Trans-fat: bad, leads to illness.

Trans-gender: confusing, long thought to be an illness.

Not any more.

Here’s the story, posted by a retired eye surgeon, herself transgender, and an acquaintance of mine, Dr. Dana Beyer.

I say “acquaintance” rather than friend to draw a distinction between the increasingly loose use of the word, where anyone you’ve met even briefly is “a friend” — where people routinely have hundreds or thousands of Facebook friends (although in a world that needs all the friendliness it can get, this may not be such a bad thing) — and the stricter meaning, wherein friendship connotes a real bond.  By that definition, I have four transgender friends.  But that’s four more than most people and four more than I had ten years ago.  And that matters, because as with anything “different,” we’re wired to reject it until we get to know it, or at least until it comes highly recommended.

When I was a kid, no one knew gay people — or knew that they did, which amounts to the same thing.  Now everyone does, and, guess what?  Most of today’s kids can barely imagine a world where being gay was a codified mental illness, often treated with electroshock therapy.  They know Ellen DeGeneres.  They know Anderson Cooper.  They know their gay aunts and uncles and perhaps their gay fraternity brother, congressperson or (as of next month) senator.  I’m sorry, but it’s pretty hard not to like Ellen or Anderson.  And while some on the right may think the mayors of Paris and Berlin and Houston and Portland (and New York’s City Council President) hold some “crazy” political views, few would argue they are mentally ill.

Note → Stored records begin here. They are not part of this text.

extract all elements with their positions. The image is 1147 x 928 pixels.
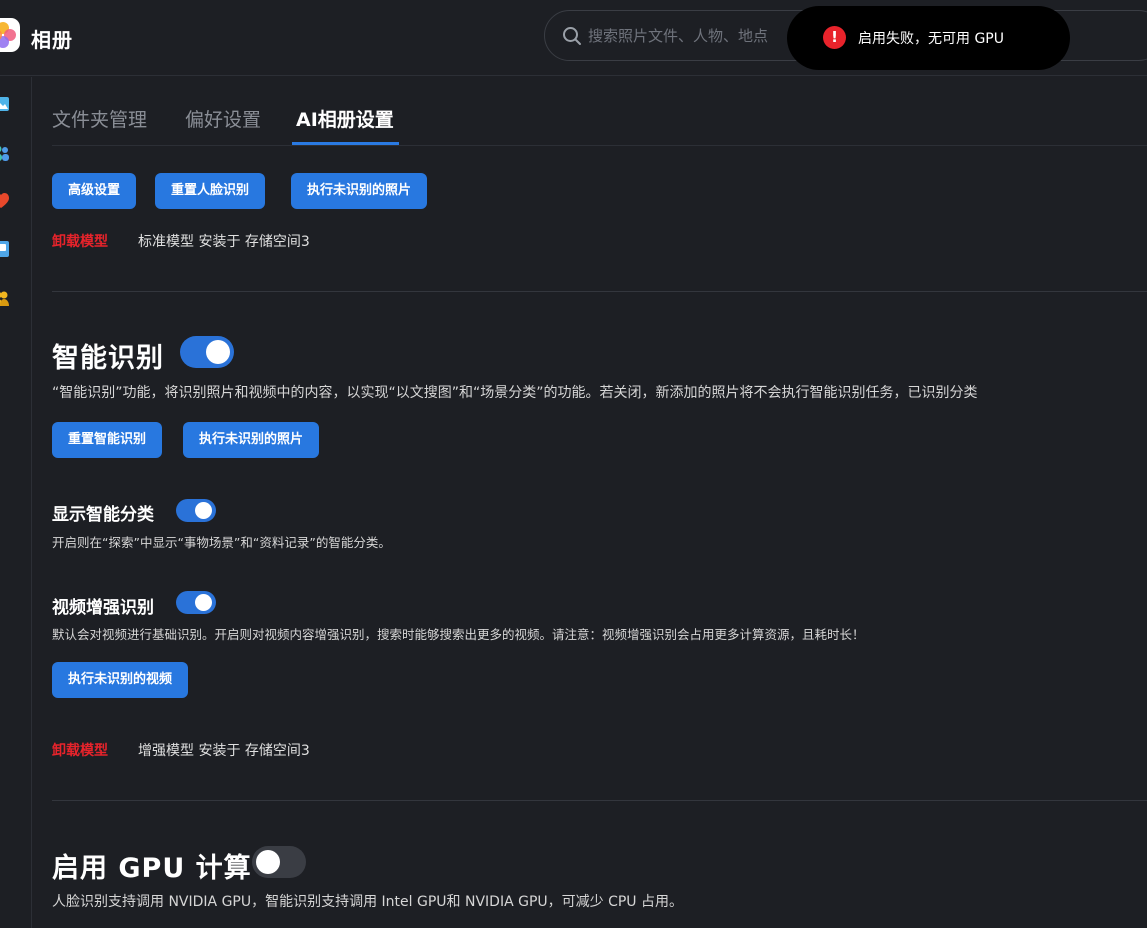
smart-recognition-toggle[interactable] (180, 336, 234, 368)
gpu-compute-title: 启用 GPU 计算 (52, 853, 252, 884)
search-icon (563, 27, 581, 45)
tab-preferences[interactable]: 偏好设置 (185, 105, 261, 132)
section-divider (52, 291, 1147, 292)
app-logo-icon (0, 18, 20, 52)
advanced-settings-button[interactable]: 高级设置 (52, 173, 137, 209)
top-bar: 相册 ! 启用失败，无可用 GPU (0, 0, 1147, 76)
show-category-description: 开启则在“探索”中显示“事物场景”和“资料记录”的智能分类。 (52, 535, 391, 550)
album-icon[interactable] (0, 240, 10, 258)
section-divider (52, 800, 1147, 801)
tab-ai-album-settings[interactable]: AI相册设置 (296, 105, 394, 132)
smart-recognition-title: 智能识别 (52, 343, 164, 374)
gpu-compute-description: 人脸识别支持调用 NVIDIA GPU，智能识别支持调用 Intel GPU和 … (52, 894, 684, 910)
shared-icon[interactable] (0, 289, 10, 307)
show-category-title: 显示智能分类 (52, 505, 154, 525)
people-icon[interactable] (0, 144, 10, 162)
reset-face-recognition-button[interactable]: 重置人脸识别 (155, 173, 266, 209)
settings-tabs: 文件夹管理 偏好设置 AI相册设置 (52, 77, 1147, 146)
photos-icon[interactable] (0, 95, 10, 113)
reset-smart-recognition-button[interactable]: 重置智能识别 (52, 422, 163, 458)
tab-folder-management[interactable]: 文件夹管理 (52, 105, 147, 132)
video-enhance-toggle[interactable] (176, 591, 216, 614)
heart-icon[interactable] (0, 192, 10, 210)
app-title: 相册 (31, 28, 73, 52)
smart-recognition-description: “智能识别”功能，将识别照片和视频中的内容，以实现“以文搜图”和“场景分类”的功… (52, 385, 978, 401)
uninstall-face-model-link[interactable]: 卸载模型 (52, 231, 108, 251)
toast-message: 启用失败，无可用 GPU (858, 31, 1004, 47)
error-icon: ! (823, 26, 846, 49)
video-enhance-title: 视频增强识别 (52, 598, 154, 618)
uninstall-enhanced-model-link[interactable]: 卸载模型 (52, 740, 108, 760)
run-unrecognized-photos-button[interactable]: 执行未识别的照片 (291, 173, 428, 209)
error-toast: ! 启用失败，无可用 GPU (787, 6, 1070, 70)
show-category-toggle[interactable] (176, 499, 216, 522)
gpu-compute-toggle[interactable] (252, 846, 306, 878)
active-tab-indicator (292, 142, 399, 145)
enhanced-model-info: 增强模型 安装于 存储空间3 (138, 743, 310, 759)
run-unrecognized-photos-smart-button[interactable]: 执行未识别的照片 (183, 422, 320, 458)
sidebar (0, 77, 32, 928)
run-unrecognized-videos-button[interactable]: 执行未识别的视频 (52, 662, 189, 698)
video-enhance-description: 默认会对视频进行基础识别。开启则对视频内容增强识别，搜索时能够搜索出更多的视频。… (52, 627, 865, 642)
face-model-info: 标准模型 安装于 存储空间3 (138, 234, 310, 250)
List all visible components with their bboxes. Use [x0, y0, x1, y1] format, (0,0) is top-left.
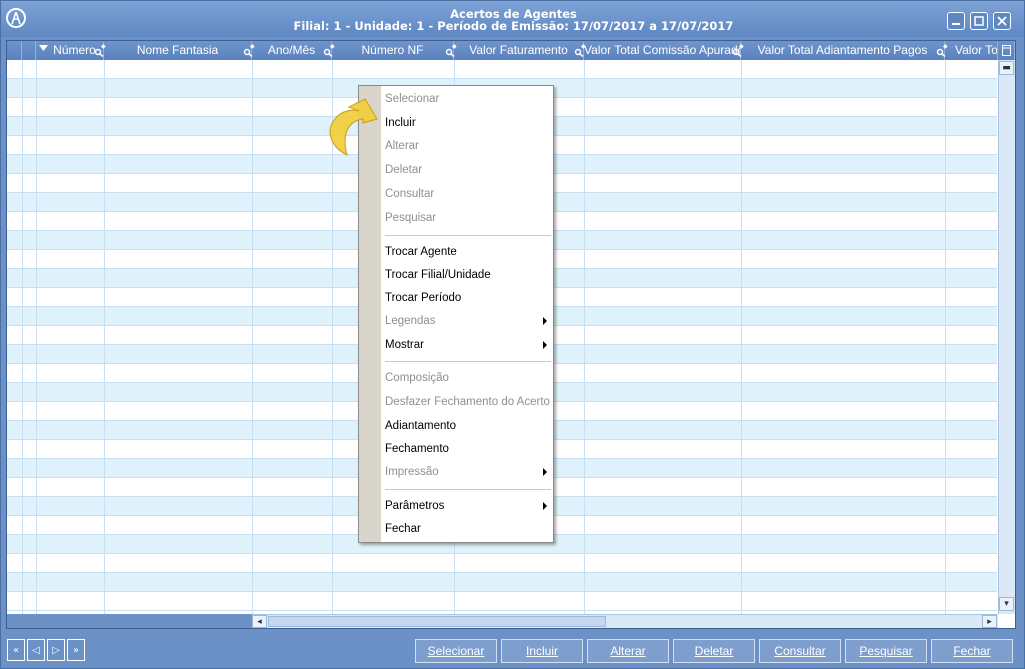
deletar-button[interactable]: Deletar [673, 639, 755, 663]
menu-item-composicao[interactable]: Composição [385, 368, 449, 388]
maximize-button[interactable] [970, 12, 988, 30]
filter-search-icon[interactable]: ◆ [574, 43, 586, 57]
svg-text:◆: ◆ [330, 43, 335, 50]
previous-icon: ◁ [32, 644, 40, 656]
column-divider [104, 60, 105, 614]
filter-search-icon[interactable]: ◆ [94, 43, 106, 57]
column-header-nome-fantasia[interactable]: Nome Fantasia [104, 41, 252, 60]
scroll-up-button[interactable]: ▬ [999, 61, 1014, 75]
menu-item-fechar[interactable]: Fechar [385, 519, 421, 539]
scroll-down-button[interactable]: ▾ [999, 597, 1014, 611]
window-subtitle: Filial: 1 - Unidade: 1 - Período de Emis… [293, 19, 734, 33]
menu-item-pesquisar[interactable]: Pesquisar [385, 208, 436, 228]
column-divider [252, 60, 253, 614]
grid-header: Número Nome Fantasia Ano/Mês Número NF V… [7, 41, 1015, 60]
column-divider [584, 60, 585, 614]
sort-down-icon [39, 45, 48, 51]
menu-item-trocar-agente[interactable]: Trocar Agente [385, 242, 457, 262]
column-header-valor-total-adiantamento[interactable]: Valor Total Adiantamento Pagos [741, 41, 945, 60]
table-row[interactable] [7, 554, 997, 573]
svg-text:◆: ◆ [581, 43, 586, 50]
alterar-button[interactable]: Alterar [587, 639, 669, 663]
menu-item-trocar-filial-unidade[interactable]: Trocar Filial/Unidade [385, 265, 491, 285]
menu-item-deletar[interactable]: Deletar [385, 160, 422, 180]
previous-record-button[interactable]: ◁ [27, 639, 45, 661]
fechar-button[interactable]: Fechar [931, 639, 1013, 663]
menu-item-adiantamento[interactable]: Adiantamento [385, 416, 456, 436]
column-header-valor-total-comissao[interactable]: Valor Total Comissão Apurado [584, 41, 741, 60]
consultar-button[interactable]: Consultar [759, 639, 841, 663]
next-icon: ▷ [52, 644, 60, 656]
first-record-button[interactable]: « [7, 639, 25, 661]
svg-text:◆: ◆ [943, 43, 948, 50]
submenu-arrow-icon [543, 317, 547, 325]
submenu-arrow-icon [543, 502, 547, 510]
svg-text:◆: ◆ [739, 43, 744, 50]
menu-item-alterar[interactable]: Alterar [385, 136, 419, 156]
menu-item-desfazer-fechamento[interactable]: Desfazer Fechamento do Acerto [385, 392, 550, 412]
incluir-button[interactable]: Incluir [501, 639, 583, 663]
submenu-arrow-icon [543, 468, 547, 476]
table-row[interactable] [7, 592, 997, 611]
column-divider [22, 60, 23, 614]
row-indicator-header [7, 41, 22, 60]
menu-item-parametros[interactable]: Parâmetros [385, 496, 551, 516]
menu-item-mostrar[interactable]: Mostrar [385, 335, 551, 355]
menu-separator [385, 235, 551, 236]
yellow-arrow-pointer-icon [329, 98, 378, 157]
vertical-scrollbar[interactable]: ▬ ▾ [998, 60, 1015, 614]
filter-search-icon[interactable]: ◆ [243, 43, 255, 57]
first-icon: « [12, 644, 20, 656]
maximize-icon [974, 16, 984, 26]
column-divider [945, 60, 946, 614]
last-icon: » [72, 644, 80, 656]
filter-search-icon[interactable]: ◆ [936, 43, 948, 57]
menu-item-trocar-periodo[interactable]: Trocar Período [385, 288, 461, 308]
close-button[interactable] [993, 12, 1011, 30]
scroll-right-button[interactable]: ▸ [982, 615, 997, 628]
menu-item-fechamento[interactable]: Fechamento [385, 439, 449, 459]
menu-item-selecionar[interactable]: Selecionar [385, 89, 439, 109]
filter-search-icon[interactable]: ◆ [445, 43, 457, 57]
column-chooser-button[interactable] [998, 41, 1015, 60]
filter-search-icon[interactable]: ◆ [732, 43, 744, 57]
menu-separator [385, 489, 551, 490]
column-chooser-icon [1002, 45, 1011, 56]
select-column-header[interactable] [22, 41, 36, 60]
table-row[interactable] [7, 573, 997, 592]
context-menu[interactable]: Selecionar Incluir Alterar Deletar Consu… [358, 85, 554, 543]
menu-item-legendas[interactable]: Legendas [385, 311, 551, 331]
menu-item-consultar[interactable]: Consultar [385, 184, 434, 204]
svg-text:◆: ◆ [250, 43, 255, 50]
main-window: Acertos de Agentes Filial: 1 - Unidade: … [0, 0, 1025, 669]
column-header-numero-nf[interactable]: Número NF [332, 41, 454, 60]
menu-separator [385, 361, 551, 362]
column-header-valor-tot[interactable]: Valor Tot [945, 41, 998, 60]
submenu-arrow-icon [543, 341, 547, 349]
column-divider [741, 60, 742, 614]
menu-item-incluir[interactable]: Incluir [385, 113, 416, 133]
close-icon [997, 16, 1007, 26]
horizontal-scroll-thumb[interactable] [268, 616, 606, 627]
last-record-button[interactable]: » [67, 639, 85, 661]
svg-text:◆: ◆ [101, 43, 106, 50]
minimize-icon [952, 23, 960, 25]
column-header-ano-mes[interactable]: Ano/Mês [252, 41, 332, 60]
scroll-left-button[interactable]: ◂ [252, 615, 267, 628]
table-row[interactable] [7, 60, 997, 79]
filter-search-icon[interactable]: ◆ [323, 43, 335, 57]
minimize-button[interactable] [947, 12, 965, 30]
title-bar[interactable]: Acertos de Agentes Filial: 1 - Unidade: … [1, 1, 1024, 37]
next-record-button[interactable]: ▷ [47, 639, 65, 661]
frozen-columns-area [7, 614, 252, 628]
column-divider [36, 60, 37, 614]
column-header-valor-faturamento[interactable]: Valor Faturamento [454, 41, 584, 60]
horizontal-scrollbar[interactable]: ◂ ▸ [252, 614, 998, 628]
svg-text:◆: ◆ [452, 43, 457, 50]
menu-item-impressao[interactable]: Impressão [385, 462, 551, 482]
selecionar-button[interactable]: Selecionar [415, 639, 497, 663]
pesquisar-button[interactable]: Pesquisar [845, 639, 927, 663]
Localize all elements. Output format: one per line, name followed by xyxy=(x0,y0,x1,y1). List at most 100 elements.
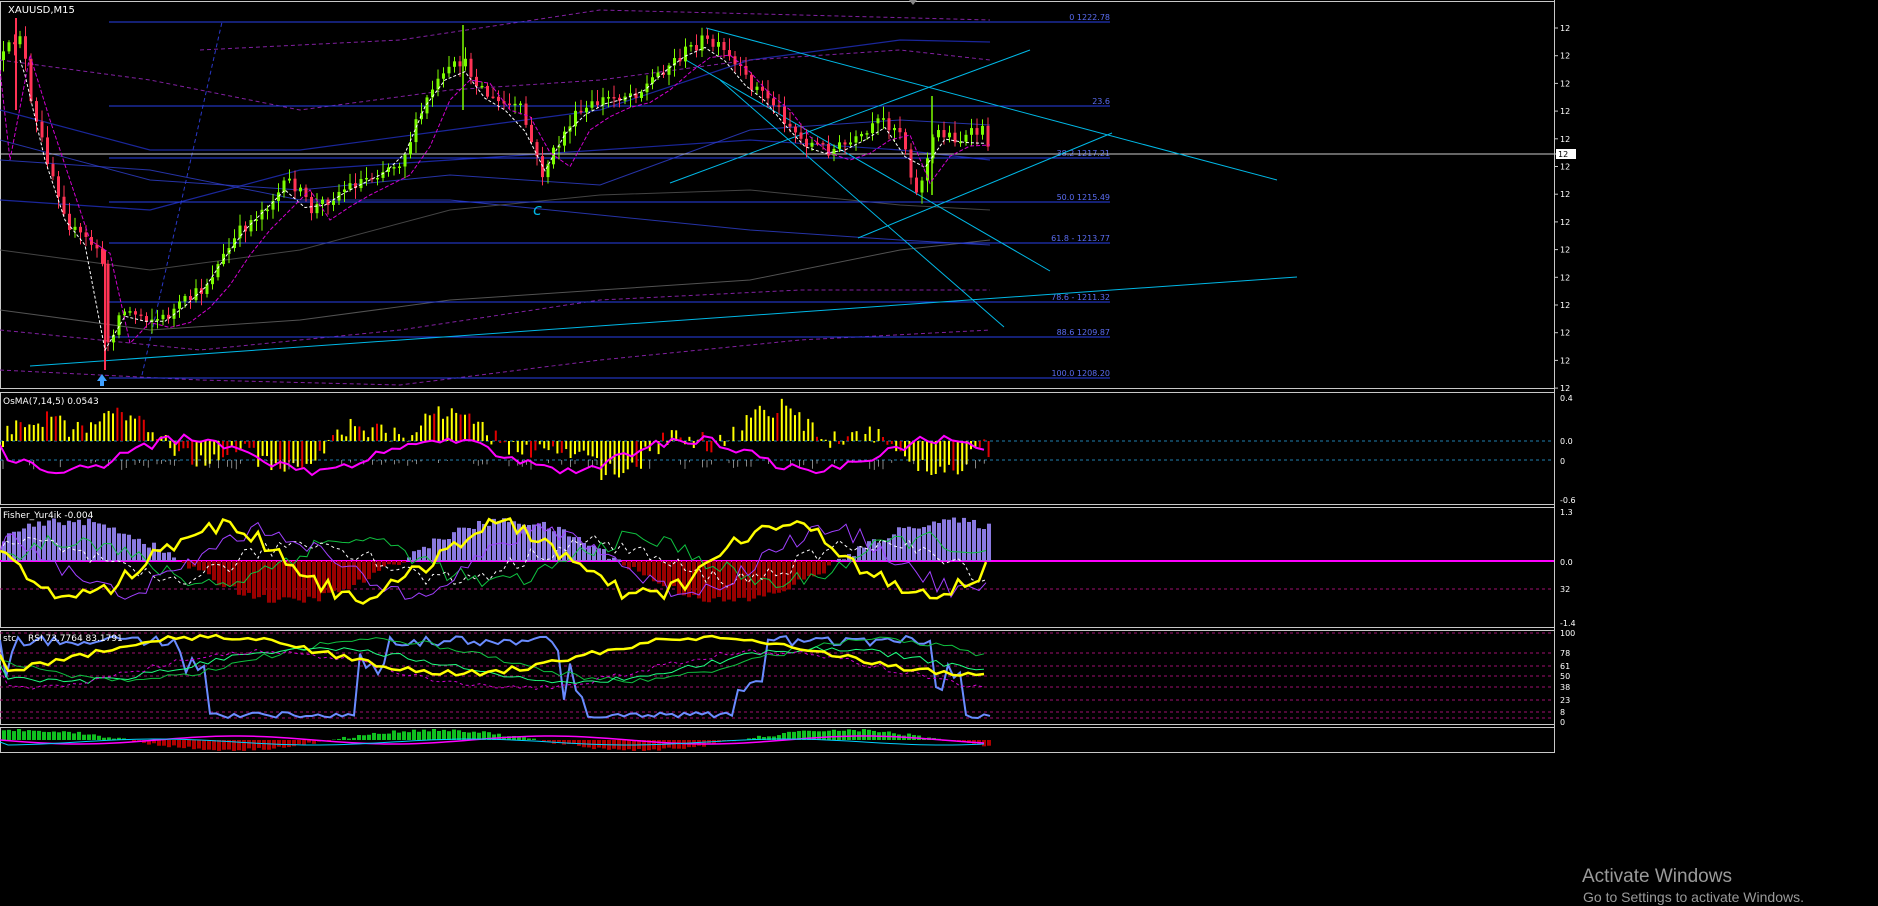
candle-body xyxy=(211,277,214,284)
fisher-histogram-bar xyxy=(787,561,791,590)
osma-bar xyxy=(33,425,35,441)
price-chart[interactable]: 0 1222.7823.638.2 1217.2150.0 1215.4961.… xyxy=(0,0,1576,393)
osma-bar xyxy=(116,408,118,441)
candle-body xyxy=(41,122,44,138)
watermark-line2: Go to Settings to activate Windows. xyxy=(1583,888,1804,906)
candle-body xyxy=(723,42,726,50)
osma-bar xyxy=(451,408,453,441)
osma-bar xyxy=(939,441,941,467)
fisher-histogram-bar xyxy=(912,528,916,561)
osma-bar xyxy=(306,441,308,464)
candle-body xyxy=(585,108,588,113)
bottom-histogram-bar xyxy=(182,740,186,748)
osma-bar xyxy=(134,419,136,441)
bottom-histogram-bar xyxy=(67,732,71,740)
rsi-axis-label: 23 xyxy=(1560,696,1570,705)
bottom-histogram-bar xyxy=(102,738,106,740)
osma-bar xyxy=(842,441,844,445)
fisher-histogram-bar xyxy=(677,561,681,594)
bottom-histogram-panel[interactable] xyxy=(0,729,991,751)
rsi-title: RSI 73.7764 83.1791 xyxy=(28,634,123,644)
osma-bar xyxy=(411,435,413,441)
bottom-histogram-bar xyxy=(682,740,686,749)
bottom-histogram-bar xyxy=(457,730,461,740)
osma-panel[interactable]: 0.40.00-0.6 xyxy=(0,394,1576,505)
osma-bar xyxy=(213,441,215,454)
fisher-histogram-bar xyxy=(752,561,756,599)
fisher-histogram-bar xyxy=(857,546,861,561)
osma-bar xyxy=(20,422,22,441)
fisher-histogram-bar xyxy=(927,525,931,561)
bottom-histogram-bar xyxy=(207,740,211,750)
candle-body xyxy=(261,210,264,220)
osma-bar xyxy=(257,441,259,467)
bottom-histogram-bar xyxy=(202,740,206,750)
price-axis-tick-label: 12 xyxy=(1560,52,1570,61)
osma-bar xyxy=(28,424,30,441)
bottom-histogram-bar xyxy=(167,740,171,747)
price-axis-tick-label: 12 xyxy=(1560,273,1570,282)
candle-body xyxy=(294,179,297,192)
osma-bar xyxy=(147,432,149,441)
fisher-histogram-bar xyxy=(487,526,491,561)
candle-body xyxy=(74,227,77,230)
osma-bar xyxy=(587,441,589,455)
fisher-histogram-bar xyxy=(952,518,956,561)
osma-bar xyxy=(169,441,171,448)
osma-bar xyxy=(182,441,184,448)
candle-body xyxy=(987,126,990,147)
candle-body xyxy=(756,87,759,90)
candle-body xyxy=(602,97,605,105)
osma-bar xyxy=(125,420,127,441)
watermark-line1: Activate Windows xyxy=(1582,866,1804,888)
candle-body xyxy=(96,245,99,249)
candle-body xyxy=(321,200,324,204)
osma-bar xyxy=(644,441,646,447)
fisher-histogram-bar xyxy=(17,532,21,561)
osma-bar xyxy=(398,434,400,441)
osma-bar xyxy=(851,432,853,441)
osma-bar xyxy=(143,420,145,441)
bottom-histogram-bar xyxy=(257,740,261,748)
osma-bar xyxy=(332,435,334,441)
fib-level-label: 50.0 1215.49 xyxy=(1057,193,1110,202)
trend-line xyxy=(30,277,1297,366)
fisher-histogram-bar xyxy=(607,559,611,561)
osma-bar xyxy=(86,433,88,441)
fisher-histogram-bar xyxy=(972,520,976,561)
bottom-histogram-bar xyxy=(212,740,216,750)
osma-bar xyxy=(15,420,17,441)
osma-bar xyxy=(622,441,624,473)
fisher-panel[interactable]: 1.30.032-1.4 xyxy=(0,508,1576,628)
fib-level-label: 23.6 xyxy=(1092,97,1110,106)
osma-bar xyxy=(482,422,484,441)
bottom-histogram-bar xyxy=(817,731,821,740)
candle-body xyxy=(695,45,698,51)
trend-line xyxy=(686,60,1050,271)
candle-body xyxy=(690,45,693,47)
chart-canvas[interactable]: 0 1222.7823.638.2 1217.2150.0 1215.4961.… xyxy=(0,0,1878,903)
candle-body xyxy=(915,178,918,193)
price-axis-tick-label: 12 xyxy=(1560,135,1570,144)
bottom-histogram-bar xyxy=(987,740,991,746)
bottom-histogram-bar xyxy=(402,731,406,740)
fisher-histogram-bar xyxy=(57,522,61,561)
bottom-histogram-bar xyxy=(302,740,306,745)
candle-body xyxy=(816,143,819,145)
candle-body xyxy=(365,178,368,180)
osma-bar xyxy=(856,431,858,441)
osma-bar xyxy=(429,415,431,441)
bottom-histogram-bar xyxy=(107,737,111,740)
bottom-histogram-bar xyxy=(72,733,76,740)
bottom-histogram-bar xyxy=(862,729,866,740)
trend-line xyxy=(720,80,1004,327)
bottom-histogram-bar xyxy=(337,739,341,740)
candle-body xyxy=(827,144,830,156)
candle-body xyxy=(497,97,500,101)
candle-body xyxy=(651,77,654,83)
rsi-panel[interactable]: 100786150382380 xyxy=(0,629,1575,727)
candle-body xyxy=(519,104,522,106)
osma-axis-label: 0.0 xyxy=(1560,437,1573,446)
osma-bar xyxy=(952,441,954,471)
osma-bar xyxy=(130,415,132,441)
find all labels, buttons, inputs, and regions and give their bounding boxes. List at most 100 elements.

Well, as of this month, Dana reports, trans persons are no longer classified as mentally ill, either — just as happened 39 years ago when the American Psychiatric Association made the same determination about gays and lesbians.

Most of us have a lot on our plate.  Actively seeking to make transgender friends or to read up on the topic will not make most to-do lists.  But once you do get to know people like my friends Diego, a widely respected congressional aide who was born a woman, and Babs, born a man, with whom I sit on the DNC Executive Committee, and Renee, who captained Yale’s all-male tennis team, and Martine, who recruited Ray Kurzweil — yes! “my” Ray Kurzweil! — to the board of the public company she founded and runs . . . once you get to know people like these, discomfort turns into fondness and respect.